Politically, I support Israel's existence and sustained success. Socially, I hate antisemitism along with any other kind of racism or prejudice. But spiritually, the story of Jesus and Israel is a story of tragic failure. It is a story of failure to hear God's word, failure to respect God's prophets and preachers, and failure to repent and believe in God's only son.

A question of faith


In most stories the opposite of failure would be success. In biblical stories, the opposite of failure would be faith. Thankfully, some Jews, including the first apostles and Christians, were exceptions to the rule. Thankfully the new covenant and the gospel of Jesus Christ have made faith available and possible for every kindred, tribe and tongue. The question of whether you are a success or failure, whether you are one of God's people or not, is a question of faith.

But consider a faith question that Jesus asked on earth. "When the son of man comes, will he find faith on the earth?" (Luke 18:8). At his first coming when he presented himself to his own visible kingdom, he found very little faith. At his second coming, when he splits the eastern sky and looks upon the church and the nations, what will he find? I am convinced, and perhaps a little too pessimistic, that what goes around comes around.

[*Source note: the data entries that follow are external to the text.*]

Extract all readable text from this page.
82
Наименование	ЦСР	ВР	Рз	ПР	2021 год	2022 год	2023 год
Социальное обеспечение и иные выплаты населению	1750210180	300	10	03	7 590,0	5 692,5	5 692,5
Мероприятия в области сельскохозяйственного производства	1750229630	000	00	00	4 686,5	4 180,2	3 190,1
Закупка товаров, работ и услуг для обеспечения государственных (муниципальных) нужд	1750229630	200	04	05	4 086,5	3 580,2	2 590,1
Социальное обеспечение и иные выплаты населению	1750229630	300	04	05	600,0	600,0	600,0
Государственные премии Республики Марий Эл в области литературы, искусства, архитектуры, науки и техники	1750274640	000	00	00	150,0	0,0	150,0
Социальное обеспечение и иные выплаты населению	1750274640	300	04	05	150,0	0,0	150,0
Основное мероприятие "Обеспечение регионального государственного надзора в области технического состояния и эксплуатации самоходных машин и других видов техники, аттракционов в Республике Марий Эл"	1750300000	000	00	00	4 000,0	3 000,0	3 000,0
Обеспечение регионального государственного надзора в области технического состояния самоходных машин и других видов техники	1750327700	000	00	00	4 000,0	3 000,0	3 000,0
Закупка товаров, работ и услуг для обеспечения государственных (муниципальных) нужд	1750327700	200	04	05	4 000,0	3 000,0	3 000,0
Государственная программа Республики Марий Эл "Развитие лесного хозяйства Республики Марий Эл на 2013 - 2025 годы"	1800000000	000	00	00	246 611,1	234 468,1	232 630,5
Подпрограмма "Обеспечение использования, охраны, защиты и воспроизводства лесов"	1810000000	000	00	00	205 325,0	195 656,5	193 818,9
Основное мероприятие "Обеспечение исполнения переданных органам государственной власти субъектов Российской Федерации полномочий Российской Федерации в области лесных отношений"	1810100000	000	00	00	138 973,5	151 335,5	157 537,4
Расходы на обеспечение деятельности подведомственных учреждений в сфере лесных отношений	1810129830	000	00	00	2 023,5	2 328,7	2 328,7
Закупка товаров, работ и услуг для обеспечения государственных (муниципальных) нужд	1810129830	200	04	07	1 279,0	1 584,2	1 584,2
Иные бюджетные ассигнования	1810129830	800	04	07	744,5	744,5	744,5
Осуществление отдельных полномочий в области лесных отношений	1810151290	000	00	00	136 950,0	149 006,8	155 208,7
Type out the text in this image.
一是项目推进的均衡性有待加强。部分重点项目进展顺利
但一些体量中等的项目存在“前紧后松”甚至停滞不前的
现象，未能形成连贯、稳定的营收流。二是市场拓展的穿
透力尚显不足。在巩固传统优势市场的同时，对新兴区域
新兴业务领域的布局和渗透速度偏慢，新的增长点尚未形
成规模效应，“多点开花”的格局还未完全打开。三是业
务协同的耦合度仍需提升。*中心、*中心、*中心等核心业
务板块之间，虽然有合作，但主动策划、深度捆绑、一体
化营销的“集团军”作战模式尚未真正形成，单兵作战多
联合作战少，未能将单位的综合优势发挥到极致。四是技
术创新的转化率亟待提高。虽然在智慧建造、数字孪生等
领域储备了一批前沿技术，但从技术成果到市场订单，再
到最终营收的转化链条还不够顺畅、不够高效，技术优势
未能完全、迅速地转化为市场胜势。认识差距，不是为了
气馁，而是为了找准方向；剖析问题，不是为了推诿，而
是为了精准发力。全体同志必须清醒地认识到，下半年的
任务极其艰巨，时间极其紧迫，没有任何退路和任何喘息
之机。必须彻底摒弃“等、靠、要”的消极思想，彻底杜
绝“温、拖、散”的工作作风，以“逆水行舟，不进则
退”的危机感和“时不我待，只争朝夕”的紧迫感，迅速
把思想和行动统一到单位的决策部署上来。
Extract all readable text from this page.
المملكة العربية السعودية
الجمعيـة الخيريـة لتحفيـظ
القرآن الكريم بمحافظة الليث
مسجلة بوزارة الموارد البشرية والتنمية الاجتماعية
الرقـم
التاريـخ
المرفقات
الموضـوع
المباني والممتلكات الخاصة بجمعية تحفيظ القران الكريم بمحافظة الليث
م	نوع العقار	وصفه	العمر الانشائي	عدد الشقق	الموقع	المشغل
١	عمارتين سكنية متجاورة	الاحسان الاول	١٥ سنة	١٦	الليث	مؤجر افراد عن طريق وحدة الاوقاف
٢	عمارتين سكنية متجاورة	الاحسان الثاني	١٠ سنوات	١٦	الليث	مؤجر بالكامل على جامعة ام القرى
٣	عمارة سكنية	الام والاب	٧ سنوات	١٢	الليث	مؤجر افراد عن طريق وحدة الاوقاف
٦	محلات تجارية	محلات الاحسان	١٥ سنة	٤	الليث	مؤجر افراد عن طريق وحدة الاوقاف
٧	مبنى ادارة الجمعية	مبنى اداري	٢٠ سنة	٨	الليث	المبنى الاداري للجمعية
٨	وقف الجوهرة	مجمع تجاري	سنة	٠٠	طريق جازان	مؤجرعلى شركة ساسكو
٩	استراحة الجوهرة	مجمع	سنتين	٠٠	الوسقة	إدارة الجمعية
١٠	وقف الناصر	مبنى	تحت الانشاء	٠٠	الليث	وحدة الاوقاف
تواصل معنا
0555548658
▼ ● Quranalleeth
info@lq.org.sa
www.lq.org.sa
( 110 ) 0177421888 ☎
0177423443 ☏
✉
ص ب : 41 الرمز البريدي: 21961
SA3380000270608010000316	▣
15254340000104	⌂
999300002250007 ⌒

When Jesus presented himself the first time to his visible kingdom, he found almost no faith, just a remnant of devout adherents to the old covenant which he parlayed into a very small group of believers in the new covenant. Statistically speaking, at the end of Jesus' earthly ministry the percentage of people on the earth who were true believers would have been extremely small.

When Jesus comes again, which could be any day now or many days from now, will he find a robust faith upon the earth or just a tiny remnant of true believers? It was true that at Jesus' first coming, his visible kingdom was filled with mostly nominal and hypocritical Jews. I am convinced that at his second coming he will similarly find a church filled with mostly nominal and hypocritical members.

This is true in modern day Christendom, where about a third of the world professes faith in Jesus Christ, though only one in five attends the public worship of Jesus Christ, and less than one in 10 actually practices a truly dedicated faith in Jesus Christ that includes public and private worship, witnessing and good works, and the giving of one's time, talents, and treasure to the Lord. The visible kingdom is filled with nominal believers, hypocritical believers and a small remnant of true believers.

What is happening in the church today is the exact same thing that was happening to Israel in Jesus' day. So this parable is not just for Israel. It is for the church. It is for every person who claims to be a Christian and a member of the kingdom of God. Do you have genuine faith? Or, will you face a guaranteed final judgment?